This invention relates to caching data.
Caches improve the performance of microprocessors by storing copies of data that would otherwise be subject to frequent accesses from main memory. Because changes to the data in the cache are not immediately copied back to main memory, the version of data kept in main memory may not be correct. Because a cache typically uses memory chips that have faster access times than those used in main memory, a microprocessor can read and write data in its cache faster than in its main memory. Fast access cache memory chips cost more than slower access main memory chips and so a cache is typically smaller than main memory. Only a portion of the main memory data can reside in the cache at one time. Caches have circuitry to transfer data back and forth from main memory depending on which data the microprocessor is accessing. When data which the microprocessor needs to read or write is not in its cache, the cache decides whether to copy the data from main memory to the cache. Whole groups of contiguous words, known as "lines", are copied at one time into the cache. When the cache is full, lines being copied overwrite old lines.
Cache management is more complicated in multiprocessor systems in which, for example, one microprocessor runs a word processing system while another runs a data base, or two microprocessors run different tasks of a single data base program. Both processors may seek to access the same location in main memory, creating a conflict between the processors' caches.
In the known system illustrated in FIG. 1, the two processors CPU A 10 and CPU B 12 share a common level 2 cache 22. CPU A 10 and CPU B 12 are connected to a common host bus 14 by which they communicate with a cache/memory controller 16. The cache/memory controller manages access to main memory 18 by CPU A and CPU B and by other devices via a PCI bus 20. Each CPU has its own level 1 cache (not shown) which is typically on the same chip as the CPU and is not shared with the other CPU. CPU A and CPU B resolve ownership of the host bus via bus arbitration signals 24. Those same signals are used to resolve conflicts involving the level 1 caches in the two CPUs.
A typical known cache, shown in FIG. 2, has a cache memory 30 holding lines of data 32a-k, each including two or more words 34a-e.

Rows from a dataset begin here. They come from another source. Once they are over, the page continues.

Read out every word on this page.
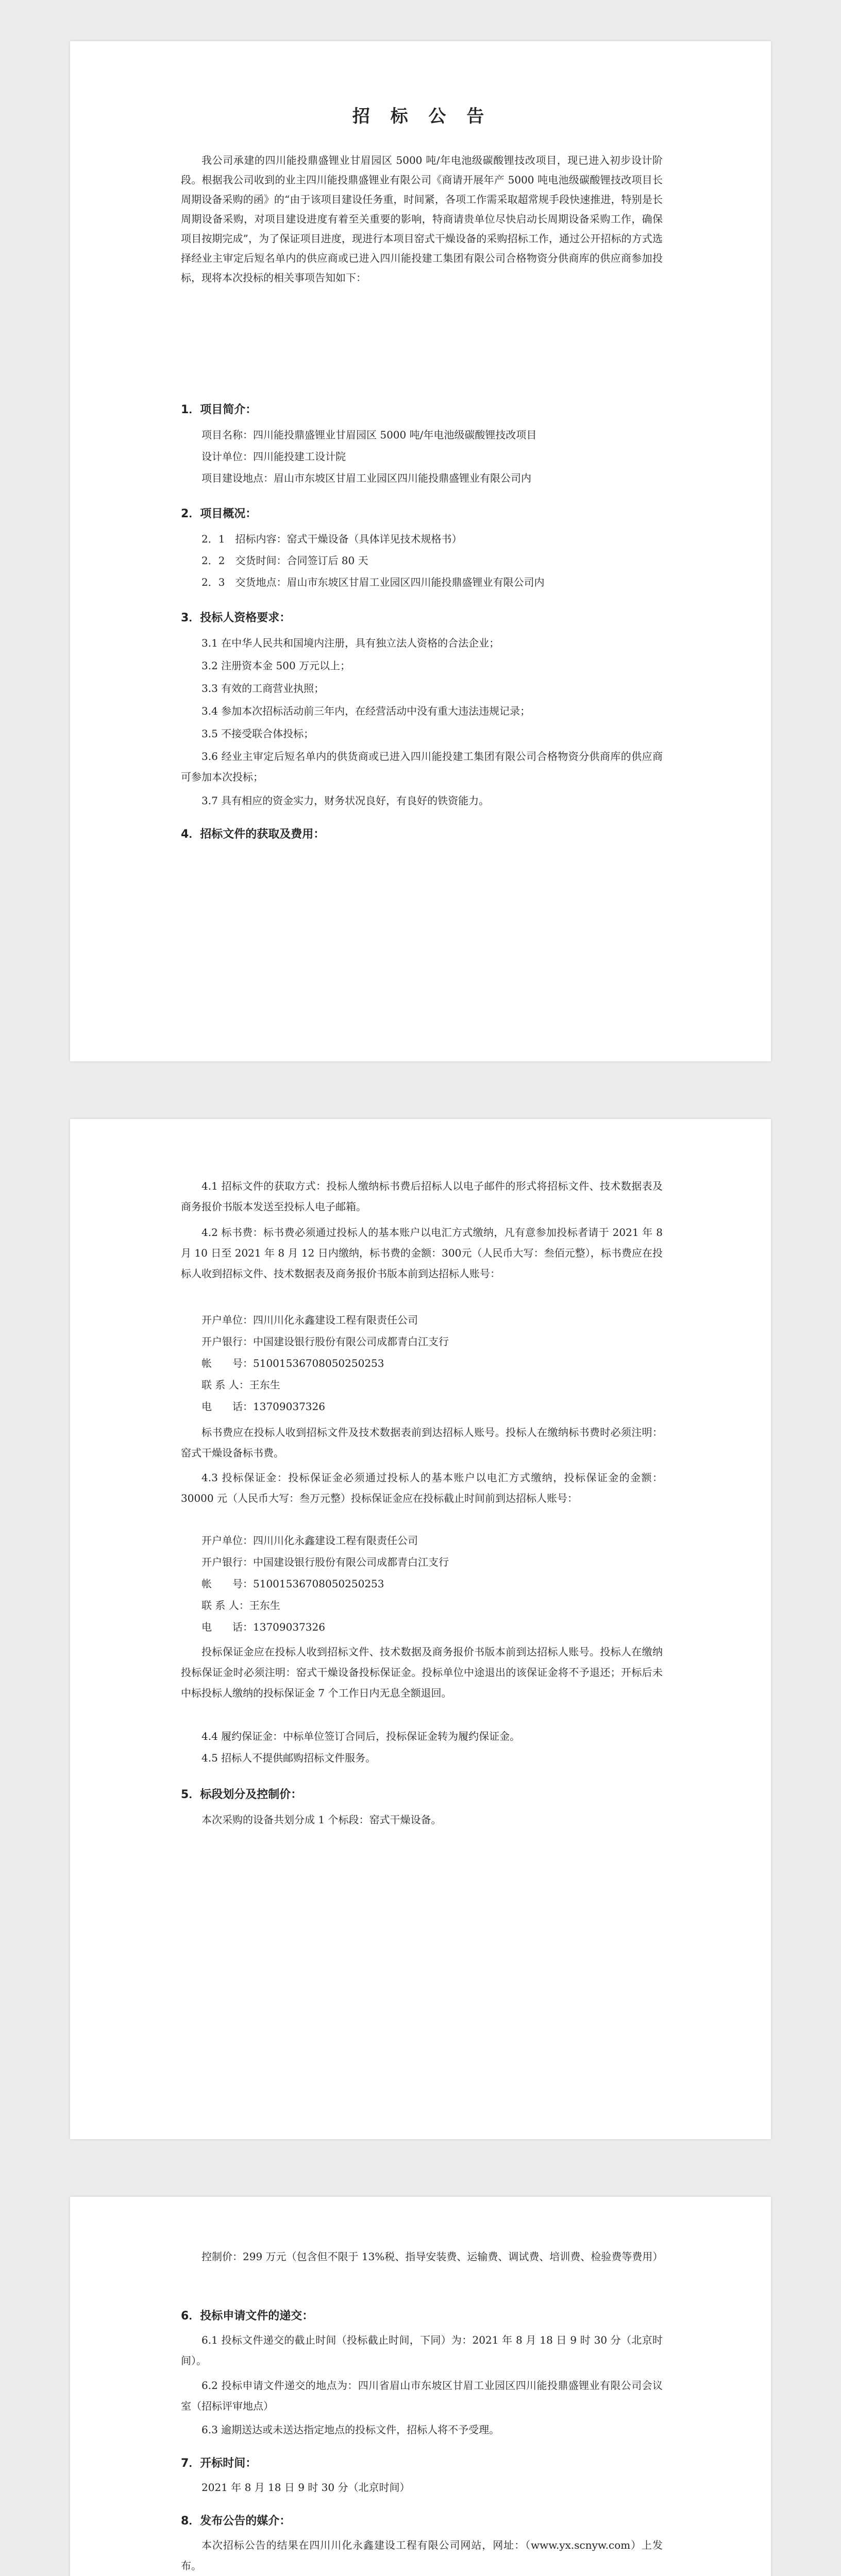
招 标 公 告

我公司承建的四川能投鼎盛锂业甘眉园区 5000 吨/年电池级碳酸锂技改项目，现已进入初步设计阶段。根据我公司收到的业主四川能投鼎盛锂业有限公司《商请开展年产 5000 吨电池级碳酸锂技改项目长周期设备采购的函》的“由于该项目建设任务重，时间紧，各项工作需采取超常规手段快速推进，特别是长周期设备采购，对项目建设进度有着至关重要的影响，特商请贵单位尽快启动长周期设备采购工作，确保项目按期完成”，为了保证项目进度，现进行本项目窑式干燥设备的采购招标工作，通过公开招标的方式选择经业主审定后短名单内的供应商或已进入四川能投建工集团有限公司合格物资分供商库的供应商参加投标，现将本次投标的相关事项告知如下：

1．项目简介：

项目名称：四川能投鼎盛锂业甘眉园区 5000 吨/年电池级碳酸锂技改项目

设计单位：四川能投建工设计院

项目建设地点：眉山市东坡区甘眉工业园区四川能投鼎盛锂业有限公司内

2．项目概况：

2．1　招标内容：窑式干燥设备（具体详见技术规格书）

2．2　交货时间：合同签订后 80 天

2．3　交货地点：眉山市东坡区甘眉工业园区四川能投鼎盛锂业有限公司内

3．投标人资格要求：

3.1 在中华人民共和国境内注册，具有独立法人资格的合法企业；

3.2 注册资本金 500 万元以上；

3.3 有效的工商营业执照；

3.4 参加本次招标活动前三年内，在经营活动中没有重大违法违规记录；

3.5 不接受联合体投标；

3.6 经业主审定后短名单内的供货商或已进入四川能投建工集团有限公司合格物资分供商库的供应商可参加本次投标；

3.7 具有相应的资金实力，财务状况良好，有良好的铁资能力。

4．招标文件的获取及费用：

4.1 招标文件的获取方式：投标人缴纳标书费后招标人以电子邮件的形式将招标文件、技术数据表及商务报价书版本发送至投标人电子邮箱。

4.2 标书费：标书费必须通过投标人的基本账户以电汇方式缴纳，凡有意参加投标者请于 2021 年 8 月 10 日至 2021 年 8 月 12 日内缴纳，标书费的金额：300元（人民币大写：叁佰元整），标书费应在投标人收到招标文件、技术数据表及商务报价书版本前到达招标人账号：

开户单位：四川川化永鑫建设工程有限责任公司

开户银行：中国建设银行股份有限公司成都青白江支行

帐　　号：51001536708050250253

联 系 人：王东生

电　　话：13709037326

标书费应在投标人收到招标文件及技术数据表前到达招标人账号。投标人在缴纳标书费时必须注明：窑式干燥设备标书费。

4.3 投标保证金：投标保证金必须通过投标人的基本账户以电汇方式缴纳，投标保证金的金额：30000 元（人民币大写：叁万元整）投标保证金应在投标截止时间前到达招标人账号：

开户单位：四川川化永鑫建设工程有限责任公司

开户银行：中国建设银行股份有限公司成都青白江支行

帐　　号：51001536708050250253

联 系 人：王东生

电　　话：13709037326

投标保证金应在投标人收到招标文件、技术数据及商务报价书版本前到达招标人账号。投标人在缴纳投标保证金时必须注明：窑式干燥设备投标保证金。投标单位中途退出的该保证金将不予退还；开标后未中标投标人缴纳的投标保证金 7 个工作日内无息全额退回。

4.4 履约保证金：中标单位签订合同后，投标保证金转为履约保证金。

4.5 招标人不提供邮购招标文件服务。

5．标段划分及控制价：

本次采购的设备共划分成 1 个标段：窑式干燥设备。

控制价：299 万元（包含但不限于 13%税、指导安装费、运输费、调试费、培训费、检验费等费用）

6．投标申请文件的递交：

6.1 投标文件递交的截止时间（投标截止时间，下同）为：2021 年 8 月 18 日 9 时 30 分（北京时间）。

6.2 投标申请文件递交的地点为：四川省眉山市东坡区甘眉工业园区四川能投鼎盛锂业有限公司会议室（招标评审地点）

6.3 逾期送达或未送达指定地点的投标文件，招标人将不予受理。

7．开标时间：

2021 年 8 月 18 日 9 时 30 分（北京时间）

8．发布公告的媒介：

本次招标公告的结果在四川川化永鑫建设工程有限公司网站，网址：（www.yx.scnyw.com）上发布。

The number of lines in the cache and the number of words per line varies from cache to cache.
The typical known cache also includes a tag ram 36, which contains an address 38a-k and a status 40a-k for each line in the cache. Each address is an address in main memory corresponding to the data in the corresponding line in the cache. For example, address 38a may be the main memory address corresponding to the data in line 32a.
The status indicates the validity of the data in the corresponding line. For example, status 40a may contain the status for line 32a. Each status can have one of four values: (1) "modify", which means that a CPU has modified one or more words in the corresponding line, leaving the data in main memory corresponding to that line "stale"; (2) "exclusive", which means that the data is available in only one cache and it is not modified; (3) "shared", which means that the data in the corresponding line is potentially shared with other caches in the system; and (4) "invalid", which means that the data in the corresponding line of the cache is invalid.

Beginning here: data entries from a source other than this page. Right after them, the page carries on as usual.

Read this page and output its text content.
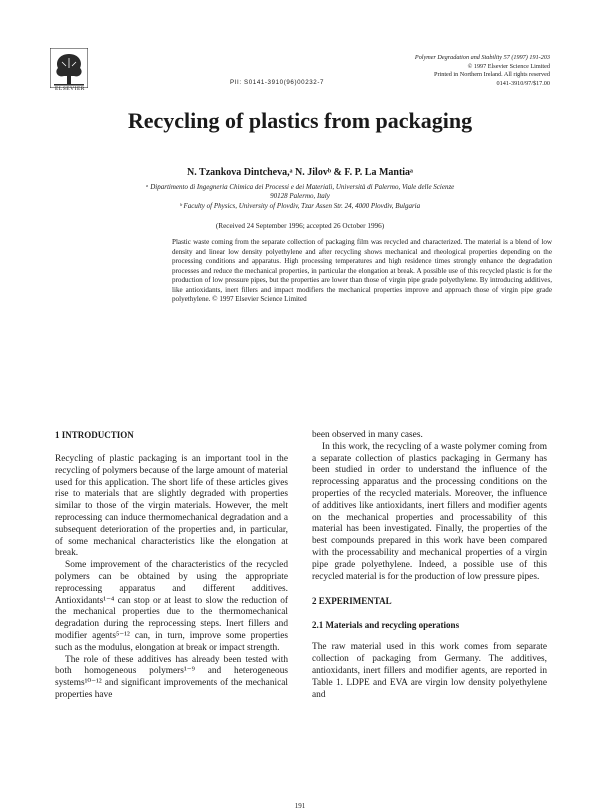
ELSEVIER
Polymer Degradation and Stability 57 (1997) 191-203
© 1997 Elsevier Science Limited
Printed in Northern Ireland. All rights reserved
0141-3910/97/$17.00
PII: S0141-3910(96)00232-7
Recycling of plastics from packaging
N. Tzankova Dintcheva,ᵃ N. Jilovᵇ & F. P. La Mantiaᵃ
ᵃ Dipartimento di Ingegneria Chimica dei Processi e dei Materiali, Università di Palermo, Viale delle Scienze
90128 Palermo, Italy
ᵇ Faculty of Physics, University of Plovdiv, Tzar Assen Str. 24, 4000 Plovdiv, Bulgaria
(Received 24 September 1996; accepted 26 October 1996)
Plastic waste coming from the separate collection of packaging film was recycled and characterized. The material is a blend of low density and linear low density polyethylene and after recycling shows mechanical and rheological properties depending on the processing conditions and apparatus. High processing temperatures and high residence times strongly enhance the degradation processes and reduce the mechanical properties, in particular the elongation at break. A possible use of this recycled plastic is for the production of low pressure pipes, but the properties are lower than those of virgin pipe grade polyethylene. By introducing additives, like antioxidants, inert fillers and impact modifiers the mechanical properties improve and approach those of virgin pipe grade polyethylene. © 1997 Elsevier Science Limited
1 INTRODUCTION

Recycling of plastic packaging is an important tool in the recycling of polymers because of the large amount of material used for this application. The short life of these articles gives rise to materials that are slightly degraded with properties similar to those of the virgin materials. However, the melt reprocessing can induce thermomechanical degradation and a subsequent deterioration of the properties and, in particular, of some mechanical characteristics like the elongation at break.

Some improvement of the characteristics of the recycled polymers can be obtained by using the appropriate reprocessing apparatus and different additives. Antioxidants¹⁻⁴ can stop or at least to slow the reduction of the mechanical properties due to the thermomechanical degradation during the reprocessing steps. Inert fillers and modifier agents⁵⁻¹² can, in turn, improve some properties such as the modulus, elongation at break or impact strength.

The role of these additives has already been tested with both homogeneous polymers¹⁻⁹ and heterogeneous systems¹⁰⁻¹² and significant improvements of the mechanical properties have

been observed in many cases.

In this work, the recycling of a waste polymer coming from a separate collection of plastics packaging in Germany has been studied in order to understand the influence of the reprocessing apparatus and the processing conditions on the properties of the recycled materials. Moreover, the influence of additives like antioxidants, inert fillers and modifier agents on the mechanical properties and processability of this material has been investigated. Finally, the properties of the best compounds prepared in this work have been compared with the processability and mechanical properties of a virgin pipe grade polyethylene. Indeed, a possible use of this recycled material is for the production of low pressure pipes.

2 EXPERIMENTAL
2.1 Materials and recycling operations

The raw material used in this work comes from separate collection of packaging from Germany. The additives, antioxidants, inert fillers and modifier agents, are reported in Table 1. LDPE and EVA are virgin low density polyethylene and

191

Because each CPU has its own cache, the possibility exists for conflict between the caches such as, for example, if CPU B changes data in its cache without changing main memory and CPU A attempts to read the same data from main memory into its cache. Unless the CPUs resolve this conflict, i.e. as shown in FIG. 3 for a known system, CPU A will process stale data. Assume CPU A has control of the host bus, i.e. is the "host master", so CPU A attempts to read from its level 1 cache. CPU A experiences a "read miss", meaning that its level 1 cache does not contain a line corresponding to the address sought to be accessed 52. CPU A tries to read the corresponding line of data from the level 2 cache or from main memory 56 and notifies CPU B of the impending read via the bus arbitration signals. CPU B detects that its level 1 cache contains the line CPU A is about to read and that the status of the line is "modify" which means that the data CPU A is attempting to read from the level 2 cache or main memory is stale. This is called a "hit on modify." CPU B notifies CPU A that the read is to a data line with stale data 58. CPU A completes the read from the level 2 cache or main memory through the cache/memory controller and discards the stale data 60. CPU A transfers control of the host bus to CPU B 62. CPU B writes the modified line to main memory through the cache/memory controller and changes the status of the modified line to "shared" 64. CPU A transfers control of the host memory back to CPU A 66. CPU A reads a line of data into its L1 cache from main memory through the cache/memory controller 68. CPU A then completes the read from its level 1 cache 70. CPU A and B change the status of the line in their L1 caches to "shared."
A similar sequence occurs if CPU A experiences a write miss to its L1 cache 72. The operation follows the same logic described above for steps 56, 58, 60, 62, 64, 66 and 68, except that in step 64 CPU B changes the status of the requested line in its L1 cache to "invalid" because it knows CPU A is about to write to that line. After CPU A reads the line of data into its L1 cache from main memory, it performs the write to its L1 cache and changes the status of the line in its L1 cache to "modified" 74.